China, the world's most populous country, is an undisputed favourite among British students looking for a culture-shock adventure. In fact, around 36,000 Britons live permanently in China, many of whom are young adults teaching English in the country's two biggest cities: Beijing and Shanghai.

This fascinating place has so much to offer for inquisitive minds, but it's easy to get a little homesick when on the other side of the planet. For those who miss the UK's quirks and niceties, a care package from a loved one can make a world of difference.

If you're considering sending one to a friend or relative, the following ideas may provide some inspiration.

Man holding a parcel

Food and drink


Most of us have favourite foods and drinks that we take for granted, but many aren't available elsewhere in the world. While certain sayings may lead you to believe otherwise, decent tea can be pretty difficult to find in China; many expats complain that Chinese tea just isn't strong enough for their liking. So start by packing some hearty PG Tips or something similar.

As well as tea, you might want to consider some chocolate and ketchup, seeing as the Chinese variants tend to taste a little different to the famous British brands to which we're more accustomed.

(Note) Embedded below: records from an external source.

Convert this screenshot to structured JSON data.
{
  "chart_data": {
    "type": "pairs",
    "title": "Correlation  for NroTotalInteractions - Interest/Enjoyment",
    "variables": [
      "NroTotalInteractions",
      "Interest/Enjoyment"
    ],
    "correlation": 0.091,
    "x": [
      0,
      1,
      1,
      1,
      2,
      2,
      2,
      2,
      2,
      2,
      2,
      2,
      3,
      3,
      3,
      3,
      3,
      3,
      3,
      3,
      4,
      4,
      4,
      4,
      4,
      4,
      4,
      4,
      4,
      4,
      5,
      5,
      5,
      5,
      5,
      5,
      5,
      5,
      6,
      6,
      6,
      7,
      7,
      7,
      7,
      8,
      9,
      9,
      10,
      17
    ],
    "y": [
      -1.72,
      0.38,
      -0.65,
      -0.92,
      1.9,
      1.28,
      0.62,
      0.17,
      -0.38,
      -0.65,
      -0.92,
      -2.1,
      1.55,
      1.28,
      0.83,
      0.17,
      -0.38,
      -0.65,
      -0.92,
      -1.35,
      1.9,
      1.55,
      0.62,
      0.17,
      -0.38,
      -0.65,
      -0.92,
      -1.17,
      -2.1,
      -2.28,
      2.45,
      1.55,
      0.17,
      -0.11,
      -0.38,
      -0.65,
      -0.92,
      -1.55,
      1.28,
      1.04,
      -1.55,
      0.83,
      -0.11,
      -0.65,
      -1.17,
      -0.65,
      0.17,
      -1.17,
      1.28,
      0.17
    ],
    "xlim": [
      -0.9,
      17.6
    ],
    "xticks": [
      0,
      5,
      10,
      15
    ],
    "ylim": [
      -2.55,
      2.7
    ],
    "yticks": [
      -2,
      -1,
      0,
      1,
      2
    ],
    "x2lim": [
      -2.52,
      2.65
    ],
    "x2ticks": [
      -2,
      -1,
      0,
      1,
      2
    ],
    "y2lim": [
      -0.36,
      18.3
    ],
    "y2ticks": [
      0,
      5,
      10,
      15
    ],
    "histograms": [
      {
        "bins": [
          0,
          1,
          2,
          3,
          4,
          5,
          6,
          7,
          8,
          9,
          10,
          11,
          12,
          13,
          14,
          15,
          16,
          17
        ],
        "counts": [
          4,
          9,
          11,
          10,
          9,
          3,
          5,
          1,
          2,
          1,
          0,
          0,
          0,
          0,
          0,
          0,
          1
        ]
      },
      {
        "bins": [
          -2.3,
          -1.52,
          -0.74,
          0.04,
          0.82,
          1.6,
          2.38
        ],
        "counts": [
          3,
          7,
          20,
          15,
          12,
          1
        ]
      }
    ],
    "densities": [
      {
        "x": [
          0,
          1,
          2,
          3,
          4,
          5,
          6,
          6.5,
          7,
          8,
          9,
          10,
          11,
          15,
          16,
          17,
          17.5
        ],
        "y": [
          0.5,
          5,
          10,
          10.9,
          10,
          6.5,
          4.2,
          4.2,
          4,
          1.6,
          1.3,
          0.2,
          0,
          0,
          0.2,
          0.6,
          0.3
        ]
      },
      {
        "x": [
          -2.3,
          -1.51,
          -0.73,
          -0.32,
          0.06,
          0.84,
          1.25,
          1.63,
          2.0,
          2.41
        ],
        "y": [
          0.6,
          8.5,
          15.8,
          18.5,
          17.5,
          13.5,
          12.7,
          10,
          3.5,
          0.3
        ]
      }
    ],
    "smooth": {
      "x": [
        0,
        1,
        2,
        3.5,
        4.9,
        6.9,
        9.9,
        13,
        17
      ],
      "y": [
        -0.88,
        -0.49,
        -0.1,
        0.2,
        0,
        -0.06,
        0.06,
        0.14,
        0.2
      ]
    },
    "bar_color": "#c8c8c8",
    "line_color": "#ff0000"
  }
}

Ask any expat what they find most difficult to buy in China and most will mention deodorant. For some reason, it's just not as readily available as it is in the UK, despite the climate in the east - where most Brits are based - being warmer and more humid.

Even if it can be found in one of China's confusing little pharmacies, it's unlikely to be as strong as the products your loved one is used to, so it's worth including some in your package. Stick to the roll-on variety, though, as aerosols are rarely allowed through customs.

Large clothes


Clothing sizes in China don't quite match those in the UK, as the population as a whole is a little smaller. As such, it can be difficult for larger westerners to find garments that fit them properly. The two main problem areas are shoes and trousers, so if the recipient is particularly tall or wears shoes size 11 or bigger, consider sending some items out.

Football is massively popular in Southeast Asia, but it's not always easy to get hold of replica shirts from English league teams - especially those playing below the top flight. If your loved one is football mad, give them the chance to represent their club by sending the latest jersey.

Last, but certainly not least, finish your care package off with a few things to remind the recipient of home. Before you tape the box up, be sure to throw in a copy of their favourite magazine, a recent newspaper and a framed photo of the family.